Over two-hundred-and-seventy-nine pages, Richard Flanagan blends so much autobiography, biography, history, historical fiction, memoir, and probably fiction (but who knows?) into a single view that it is hard to understand how he conceived it. By his own account, it took many years to write. However, it is remarkably clear and easily grounded in Flanagan’s matter-of-fact style, which somehow feels utterly true and personal, all while dealing with the extreme complications of trying to understand history, and his own past.

It opens in the very real winter of 2012, with a visit by Flanagan to Ohama Camp, Japan, where his father had once been forced to work in a coal mine as a slave labour during WW2. Nothing remains of the camp. Flanagan does not know why he is there. Local people nearby do not know of its previous existence or do not want to know. Showing how people wipe out the past with silence, how the events of history are personal and meaningless, and yet constant and irrefutable, ambiguity is a theme from this point to the end.

The book goes as wide as the genocide of Tasmania’s first people and Flanagan’s family’s convict past in Tasmania to as narrow as Flanagan’s harrowing experience of drowning while trapped in a crushed kayak, on a cold river at the age of 21. It slides from the writers H. G. Wells and Rebecca West’s affair, to how Wells, himself a trained zoologist and biologist, wrote fiction based on science that influenced Leo Szilard, a physicist in the golden age of physics. In turn, we see how literature influenced Szilard’s work, which led to the development of nuclear fission.

From there, like a lion coming into one’s periphery vision, the connection to The Bomb becomes awfully clear. The events around Hiroshima in 1945, his own father’s internment in horrendous POW camps in Japan, and the effects of genocide are all threaded throughout this via personal, attentive, and poetic but clear-eyed writing.

Via the book’s title, an in-joke of sorts made clear in the story, Flanagan is clearly alive to the absurd as well.
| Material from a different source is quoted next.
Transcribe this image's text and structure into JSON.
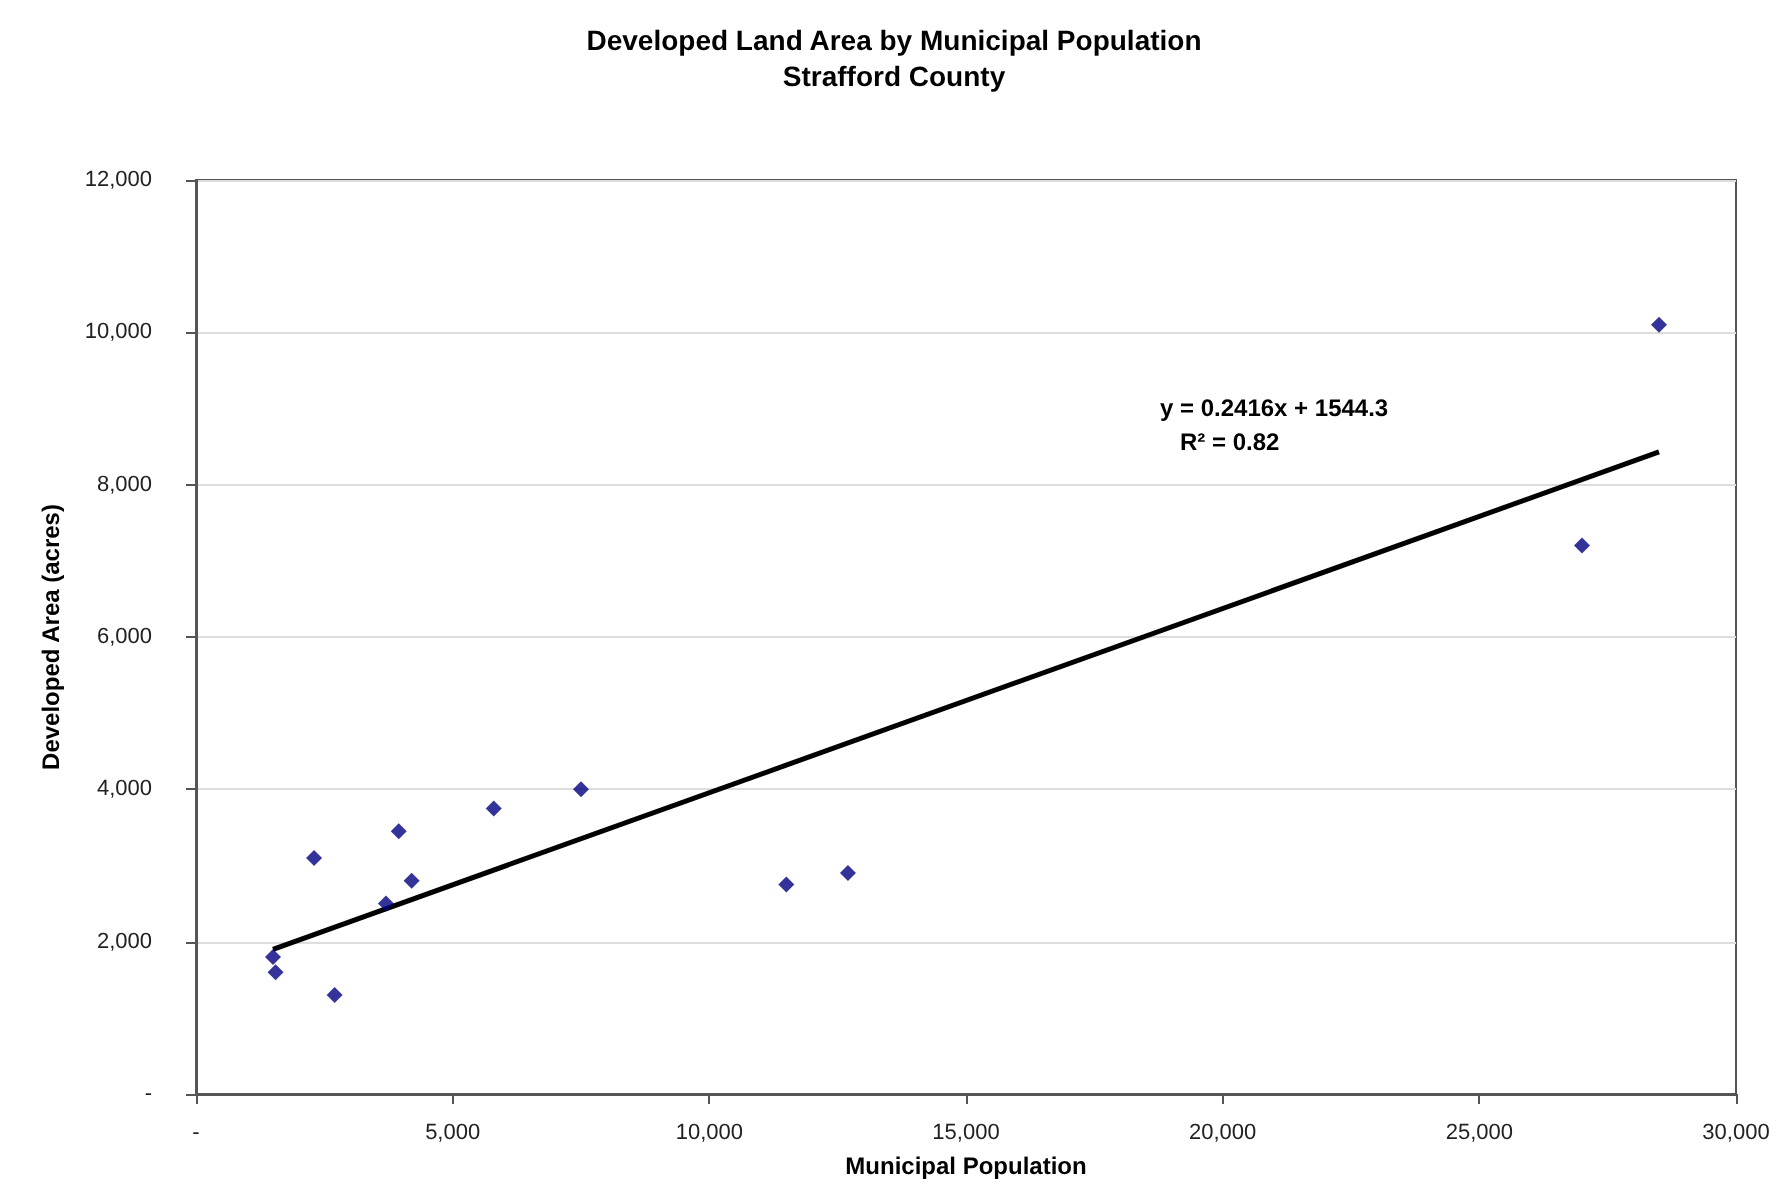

All while dealing with love and time, and connecting this in a way that defies the laziness of categorisation (which is the mainstay of this, a review. That’s life).

Maybe it is reminiscent of The Rings of Saturn by W. G. Sebald, or The Faraway Nearby by Rebecca Solnit. But I think it is in no way influenced by them – it, and they, merely reminded me of the slippery way stories can be told, which are devastating when expressed through the personal lens of talented writers.